The arrival of Swift has been a marvellous education, it has been a reason for so many writers and bloggers to revisit core elements of programming and to explain them within the context of this new language. Wayne Bishop's book continues this tradition by taking up the challenge of presenting us with well-established data structures explained through Swift.
Each data structure that Swift Algorithms & Data Structures: A practical guide to concepts, theory and code presents is accompanied by a diagrammatic illustration, alongside a clear and concise explanation, followed by code implementations of how the data structures can be utilised in Swift.

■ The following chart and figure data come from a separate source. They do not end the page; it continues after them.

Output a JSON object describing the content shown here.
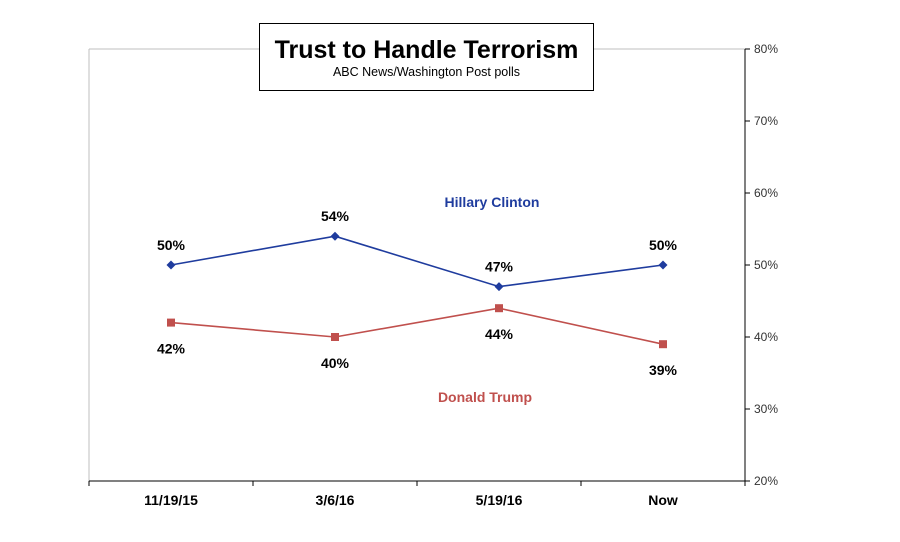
{
  "chart_data": {
    "type": "line",
    "title": "Trust to Handle Terrorism",
    "subtitle": "ABC News/Washington  Post polls",
    "categories": [
      "11/19/15",
      "3/6/16",
      "5/19/16",
      "Now"
    ],
    "ylim": [
      20,
      80
    ],
    "yticks": [
      "20%",
      "30%",
      "40%",
      "50%",
      "60%",
      "70%",
      "80%"
    ],
    "ytick_values": [
      20,
      30,
      40,
      50,
      60,
      70,
      80
    ],
    "y_axis_position": "right",
    "grid": false,
    "series": [
      {
        "name": "Hillary Clinton",
        "values": [
          50,
          54,
          47,
          50
        ],
        "data_labels": [
          "50%",
          "54%",
          "47%",
          "50%"
        ],
        "color": "#1f3c9e",
        "marker": "diamond",
        "label_side": "above"
      },
      {
        "name": "Donald Trump",
        "values": [
          42,
          40,
          44,
          39
        ],
        "data_labels": [
          "42%",
          "40%",
          "44%",
          "39%"
        ],
        "color": "#c0504d",
        "marker": "square",
        "label_side": "below"
      }
    ]
  }
}
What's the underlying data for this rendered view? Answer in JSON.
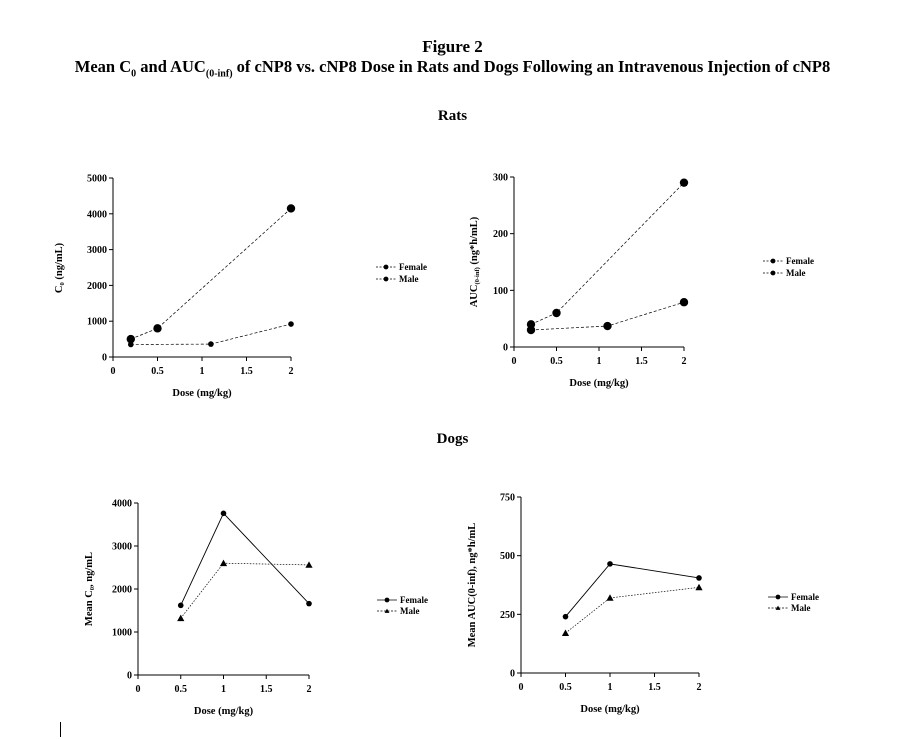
{
  "figure": {
    "title": "Figure 2",
    "subtitle_parts": [
      "Mean C",
      "0",
      " and AUC",
      "(0-inf)",
      " of cNP8 vs. cNP8 Dose in Rats and Dogs Following an Intravenous Injection of cNP8"
    ]
  },
  "sections": {
    "rats": "Rats",
    "dogs": "Dogs"
  },
  "chart_data": [
    {
      "type": "line",
      "section": "Rats",
      "xlabel": "Dose (mg/kg)",
      "ylabel_parts": [
        "C",
        "0",
        " (ng/mL)"
      ],
      "xlim": [
        0,
        2
      ],
      "ylim": [
        0,
        5000
      ],
      "xticks": [
        0,
        0.5,
        1,
        1.5,
        2
      ],
      "xtick_labels": [
        "0",
        "0.5",
        "1",
        "1.5",
        "2"
      ],
      "yticks": [
        0,
        1000,
        2000,
        3000,
        4000,
        5000
      ],
      "ytick_labels": [
        "0",
        "1000",
        "2000",
        "3000",
        "4000",
        "5000"
      ],
      "series": [
        {
          "name": "Female",
          "marker": "circle-small",
          "line": "dashed",
          "x": [
            0.2,
            1.1,
            2
          ],
          "y": [
            350,
            360,
            920
          ]
        },
        {
          "name": "Male",
          "marker": "circle-large",
          "line": "dashed",
          "x": [
            0.2,
            0.5,
            2
          ],
          "y": [
            500,
            800,
            4150
          ]
        }
      ],
      "legend_position": "right",
      "legend_markers": [
        "circle-small",
        "circle-small"
      ]
    },
    {
      "type": "line",
      "section": "Rats",
      "xlabel": "Dose (mg/kg)",
      "ylabel_parts": [
        "AUC",
        "(0-inf)",
        " (ng*h/mL)"
      ],
      "xlim": [
        0,
        2
      ],
      "ylim": [
        0,
        300
      ],
      "xticks": [
        0,
        0.5,
        1,
        1.5,
        2
      ],
      "xtick_labels": [
        "0",
        "0.5",
        "1",
        "1.5",
        "2"
      ],
      "yticks": [
        0,
        100,
        200,
        300
      ],
      "ytick_labels": [
        "0",
        "100",
        "200",
        "300"
      ],
      "series": [
        {
          "name": "Female",
          "marker": "circle-large",
          "line": "dashed",
          "x": [
            0.2,
            1.1,
            2
          ],
          "y": [
            30,
            37,
            79
          ]
        },
        {
          "name": "Male",
          "marker": "circle-large",
          "line": "dashed",
          "x": [
            0.2,
            0.5,
            2
          ],
          "y": [
            40,
            60,
            290
          ]
        }
      ],
      "legend_position": "right",
      "legend_markers": [
        "circle-small",
        "circle-small"
      ]
    },
    {
      "type": "line",
      "section": "Dogs",
      "xlabel": "Dose (mg/kg)",
      "ylabel_parts": [
        "Mean C",
        "0",
        ", ng/mL"
      ],
      "xlim": [
        0,
        2
      ],
      "ylim": [
        0,
        4000
      ],
      "xticks": [
        0,
        0.5,
        1,
        1.5,
        2
      ],
      "xtick_labels": [
        "0",
        "0.5",
        "1",
        "1.5",
        "2"
      ],
      "yticks": [
        0,
        1000,
        2000,
        3000,
        4000
      ],
      "ytick_labels": [
        "0",
        "1000",
        "2000",
        "3000",
        "4000"
      ],
      "series": [
        {
          "name": "Female",
          "marker": "circle-small",
          "line": "solid",
          "x": [
            0.5,
            1,
            2
          ],
          "y": [
            1620,
            3760,
            1660
          ]
        },
        {
          "name": "Male",
          "marker": "triangle",
          "line": "dotted",
          "x": [
            0.5,
            1,
            2
          ],
          "y": [
            1320,
            2600,
            2560
          ]
        }
      ],
      "legend_position": "right",
      "legend_markers": [
        "circle-small",
        "triangle"
      ]
    },
    {
      "type": "line",
      "section": "Dogs",
      "xlabel": "Dose (mg/kg)",
      "ylabel_parts": [
        "Mean AUC(0-inf), ng*h/mL"
      ],
      "xlim": [
        0,
        2
      ],
      "ylim": [
        0,
        750
      ],
      "xticks": [
        0,
        0.5,
        1,
        1.5,
        2
      ],
      "xtick_labels": [
        "0",
        "0.5",
        "1",
        "1.5",
        "2"
      ],
      "yticks": [
        0,
        250,
        500,
        750
      ],
      "ytick_labels": [
        "0",
        "250",
        "500",
        "750"
      ],
      "series": [
        {
          "name": "Female",
          "marker": "circle-small",
          "line": "solid",
          "x": [
            0.5,
            1,
            2
          ],
          "y": [
            240,
            465,
            405
          ]
        },
        {
          "name": "Male",
          "marker": "triangle",
          "line": "dotted",
          "x": [
            0.5,
            1,
            2
          ],
          "y": [
            170,
            320,
            365
          ]
        }
      ],
      "legend_position": "right",
      "legend_markers": [
        "circle-small",
        "triangle"
      ]
    }
  ]
}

I can't imagine a more straightforward presentation of the data structures contained in the book, and if you wish to be a more intelligent programmer then this book deserves your time.
How quickly you progress through the book will depend on your current level of programming knowledge. The book begins with the List structure, which is a good place to start because it is not a huge leap from an array. The discussion of Queues, meanwhile, is a great example of how the book clearly presents its material in a simple but highly effective visual manner.
The greater depths of the book dive into Binary Search Trees, Graphs and shortest paths, Heaps, Hash Tables, and many other areas that are fascinating but which take some thinking time to absorb. This is no fault of the book, these are complex areas, and the book provides not only an end-to-end read but a great reference resource to sit on your shelf as you learn and grow in your programming knowledge.
Wayne Bishop resists writing a book that extends into many hundreds of pages in favour of something that we can easily dive in and out of. It is a better book because of this.
I'm looking forward now to applying the knowledge held in this book and thinking not only of practical applications but also analogies for understanding (and teaching) these data structures to others.